I have been using Evernote since 2008, and it is safe to say that I have a lot of information in there. Travel information, blog posts, kids activities, project notes, call notes, instruction manuals, reference materials, fitness logs – I have a thousands of notes going back seven years.
Because of my heavy Evernote usage, I was very interested to read this post by Bob Stanke: How Declaring Evernote Bankruptcy Improved My Productivity.
Hey, I want to be more productive. Tell me more!
I had determined a couple of different routes to take. I could do a clean-up as I go, deleting notes I no longer needed and delete them as I encounter them, or… DUMP THEM ALL. And by “all”, I mean ALL my notes.
I decided to declare Evernote bankruptcy.
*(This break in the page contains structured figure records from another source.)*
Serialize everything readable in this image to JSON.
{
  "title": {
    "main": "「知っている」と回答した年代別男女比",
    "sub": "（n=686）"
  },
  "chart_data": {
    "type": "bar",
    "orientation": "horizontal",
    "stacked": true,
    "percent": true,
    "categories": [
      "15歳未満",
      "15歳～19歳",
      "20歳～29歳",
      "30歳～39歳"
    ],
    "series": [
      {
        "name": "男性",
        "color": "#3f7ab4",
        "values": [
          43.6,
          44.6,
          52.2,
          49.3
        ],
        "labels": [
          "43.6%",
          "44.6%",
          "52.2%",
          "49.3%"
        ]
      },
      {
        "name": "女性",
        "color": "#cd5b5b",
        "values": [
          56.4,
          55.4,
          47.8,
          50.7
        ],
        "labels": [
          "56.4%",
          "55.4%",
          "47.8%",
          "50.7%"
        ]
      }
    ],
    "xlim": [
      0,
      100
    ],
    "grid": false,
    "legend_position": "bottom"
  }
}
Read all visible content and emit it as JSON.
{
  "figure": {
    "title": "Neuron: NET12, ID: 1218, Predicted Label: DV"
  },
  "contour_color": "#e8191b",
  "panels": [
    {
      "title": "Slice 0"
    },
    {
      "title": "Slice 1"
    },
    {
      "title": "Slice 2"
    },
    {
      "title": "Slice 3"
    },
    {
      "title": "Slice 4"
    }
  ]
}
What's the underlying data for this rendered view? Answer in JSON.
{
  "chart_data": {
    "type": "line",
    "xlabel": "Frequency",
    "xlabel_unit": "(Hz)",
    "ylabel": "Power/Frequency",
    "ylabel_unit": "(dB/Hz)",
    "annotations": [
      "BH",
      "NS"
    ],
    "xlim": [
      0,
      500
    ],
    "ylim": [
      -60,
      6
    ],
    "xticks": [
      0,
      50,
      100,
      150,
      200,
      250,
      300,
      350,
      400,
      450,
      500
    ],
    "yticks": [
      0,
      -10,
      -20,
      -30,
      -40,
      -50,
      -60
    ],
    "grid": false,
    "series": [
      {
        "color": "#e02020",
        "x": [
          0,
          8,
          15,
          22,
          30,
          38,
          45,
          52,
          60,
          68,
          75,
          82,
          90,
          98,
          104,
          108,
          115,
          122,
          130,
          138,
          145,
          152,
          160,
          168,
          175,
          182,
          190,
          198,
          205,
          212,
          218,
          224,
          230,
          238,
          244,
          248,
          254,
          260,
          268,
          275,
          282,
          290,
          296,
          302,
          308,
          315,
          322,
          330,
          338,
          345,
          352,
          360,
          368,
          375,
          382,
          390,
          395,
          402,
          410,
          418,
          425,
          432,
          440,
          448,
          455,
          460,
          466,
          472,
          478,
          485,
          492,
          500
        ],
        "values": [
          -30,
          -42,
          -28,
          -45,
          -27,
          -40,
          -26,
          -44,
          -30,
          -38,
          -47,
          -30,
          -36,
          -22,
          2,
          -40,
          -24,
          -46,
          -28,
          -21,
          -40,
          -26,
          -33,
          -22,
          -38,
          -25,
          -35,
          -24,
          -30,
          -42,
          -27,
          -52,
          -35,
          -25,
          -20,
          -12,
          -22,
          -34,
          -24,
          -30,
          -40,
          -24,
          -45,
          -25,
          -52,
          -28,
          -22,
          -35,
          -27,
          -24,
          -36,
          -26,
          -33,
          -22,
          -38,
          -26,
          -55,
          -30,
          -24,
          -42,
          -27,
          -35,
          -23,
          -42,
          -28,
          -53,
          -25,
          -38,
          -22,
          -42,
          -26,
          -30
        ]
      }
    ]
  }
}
Now for most people this would be a scary thought, considering how much very important information Evernote holds for us, and it was for me as well. At the same time, I knew which notes were of the most importance to me since I had either starred them or they surfaced to the top of the most recently updated sort filter. So I knew that if I protected those notes, perhaps a clean start would have some benefits.
So after moving the most important notes to a separate notebook (which was about 350 notes total), I deleted over 4,000 notes from my account. Then I emptied the trash. Done.
Interesting approach. I have to admit, I have done the bankruptcy thing with email, but that was archiving it all not deleting.
I am always surprised when an old piece of information becomes useful and becomes connected to something else I am working on. I take the approach of “I’ll never know what I need until I need it”.
I wonder if the need for a strategy like Evernote bankruptcy stems from how you retrieve your data. If you look through notebooks and tags for the note you are searching for, I can see how weeding out old stuff would be helpful.
I personally am a searcher. 99% of the time, I am searching for the data that I need, and the good thing about search is the more you use it, the better you get at zooming right in to the information you are looking for.
Evernote Time Machine
If you have been using Evernote for a number of years, here is a fun game. I can’t take credit for it – at the first Evernote Trunk Conference, Brett Kelly (of Evernote Essentials fame) gave a great talk about how he uses Evernote, and one of his uses is to look back at a certain period of time.
I like to look back a few years ago and see what I was thinking, doing, and working on at this time. You can do this with an Evernote search like this:
created:yyyymmdd -created:yyyymmdd
I even have a TextExpander snippet called ;en3y defined like this:
created:%@–3Y%Y%m%d -created:%@–3Y%Y%m%d
Whenever I feel like it, I enter that snippet and it will take me back to my notes 3 years ago from today. This is what I get for this week in 2012:
If you try this on a regular basis, you’ll be surprised at how much has changed and (possibly disturbingly) how much has not. It’s like journalling without the journal.
All this is to say, declaring Evernote bankruptcy might work for you, but it is not for me. I really do use Evernote as my external brain, and I take its motto “Remember Everything” literally.
How about you – do you see an Evernote nuke and pave in your future?